HONG KONG (Reuters) - More than 50 construction workers hired for a casino resort on the Pacific island of Saipan staged a street protest on Friday demanding to be paid, after their employer was charged with illegally importing Chinese workers on tourist visas.
The Chinese workers, who entered Saipan on tourist visas and are not allowed to work, demanded that casino contractor MCC International Saipan, a unit of state-owned Metallurgical Corporation of China Ltd, pay them wages, said eye witnesses.
“MCC return my hard earned money,” read a protest banner, according to a Facebook live update. The Facebook videos could not be verified independently by Reuters.
MCC did not respond to a request for comment.
“No passports. No work. No money,” said local legislator Ed Propst, who observed the protests.
Hong Kong-listed Imperial Pacific operates the Best Sunshine Live casino in Saipan. MCC is one of the contractors engaged to complete construction of the casino resort.
“Imperial Pacific International is strongly reiterating that it does not condone the hiring and or employment of individuals by illegal means,” the company said in an email to Reuters.
“Imperial Pacific International is emphatic in its request to all of its contractors and subcontractors to follow all local and federal labor and immigration laws and regulations in the conduct of its business, including and in particular, the hiring of construction workers.”
MCC, together with Beilida Overseas (CNMI) Ltd, were charged by the U.S. Federal Bureau of Investigation (FBI) on April 3 with illegally importing and employing Chinese workers, including one who died in March, court documents showed.
Saipan is part of the Northern Mariana Islands and has been controlled by the United States since the end of World War Two.
Its cash-strapped government approved a casino in 2014, after which Chinese investment has skyrocketed and Chinese signs and business have mushroomed across the island.
Since Imperial Pacific opened a temporary casino on the island under two years ago, its revenues have wildly outperformed the top casinos in Macau in spite of China’s battle to stop capital flight.

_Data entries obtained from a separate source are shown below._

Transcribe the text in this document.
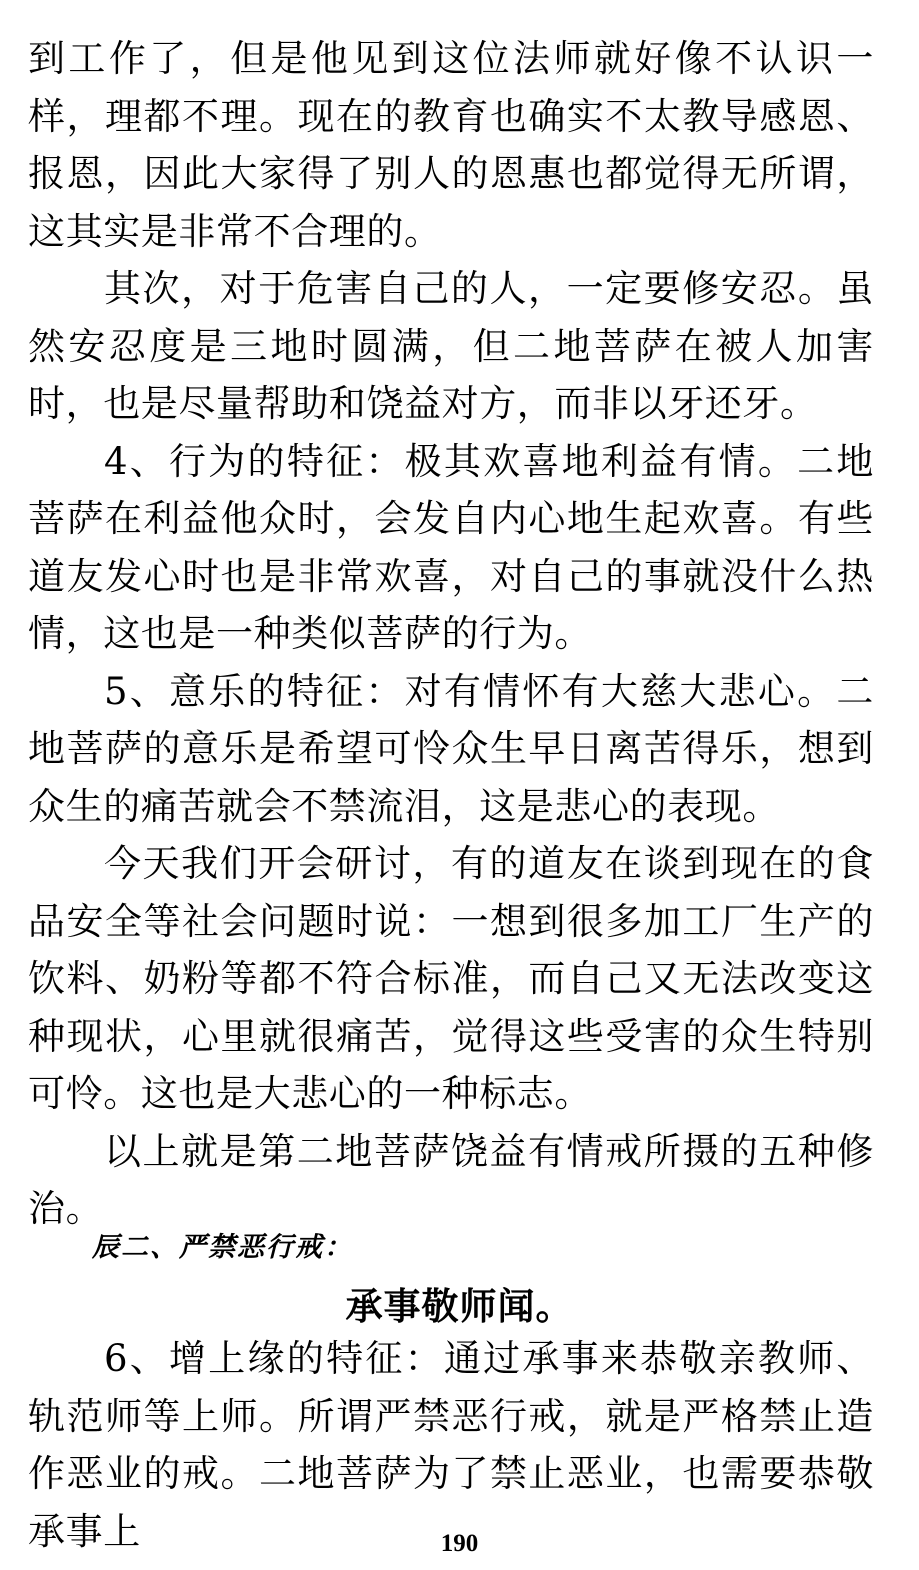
到工作了，但是他见到这位法师就好像不认识一样，理都不理。现在的教育也确实不太教导感恩、报恩，因此大家得了别人的恩惠也都觉得无所谓，这其实是非常不合理的。

其次，对于危害自己的人，一定要修安忍。虽然安忍度是三地时圆满，但二地菩萨在被人加害时，也是尽量帮助和饶益对方，而非以牙还牙。

4、行为的特征：极其欢喜地利益有情。二地菩萨在利益他众时，会发自内心地生起欢喜。有些道友发心时也是非常欢喜，对自己的事就没什么热情，这也是一种类似菩萨的行为。

5、意乐的特征：对有情怀有大慈大悲心。二地菩萨的意乐是希望可怜众生早日离苦得乐，想到众生的痛苦就会不禁流泪，这是悲心的表现。

今天我们开会研讨，有的道友在谈到现在的食品安全等社会问题时说：一想到很多加工厂生产的饮料、奶粉等都不符合标准，而自己又无法改变这种现状，心里就很痛苦，觉得这些受害的众生特别可怜。这也是大悲心的一种标志。

以上就是第二地菩萨饶益有情戒所摄的五种修治。

辰二、严禁恶行戒：
承事敬师闻。

6、增上缘的特征：通过承事来恭敬亲教师、轨范师等上师。所谓严禁恶行戒，就是严格禁止造作恶业的戒。二地菩萨为了禁止恶业，也需要恭敬承事上	190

Scrutiny of the new Saipan casino project has intensified after the death of a construction worker in March and an FBI raid in April that found a list of more than 150 undocumented workers in a contractor’s offices, as well as a safe containing several thousand dollars in U.S. currency, several hundred Chinese yuan and employee pay stubs.
Imperial told Reuters in April that it had paid construction contractors “requisite fees for processing needed applications for workers to work on the construction problems”.
The company said it opened its new casino on March 31 but the attached resort remains unfinished with equipment strewn across the workplace. There has been a slew of more than 100 work-site injuries from fractures to crushings in the past year, volunteers helping the injured told Reuters.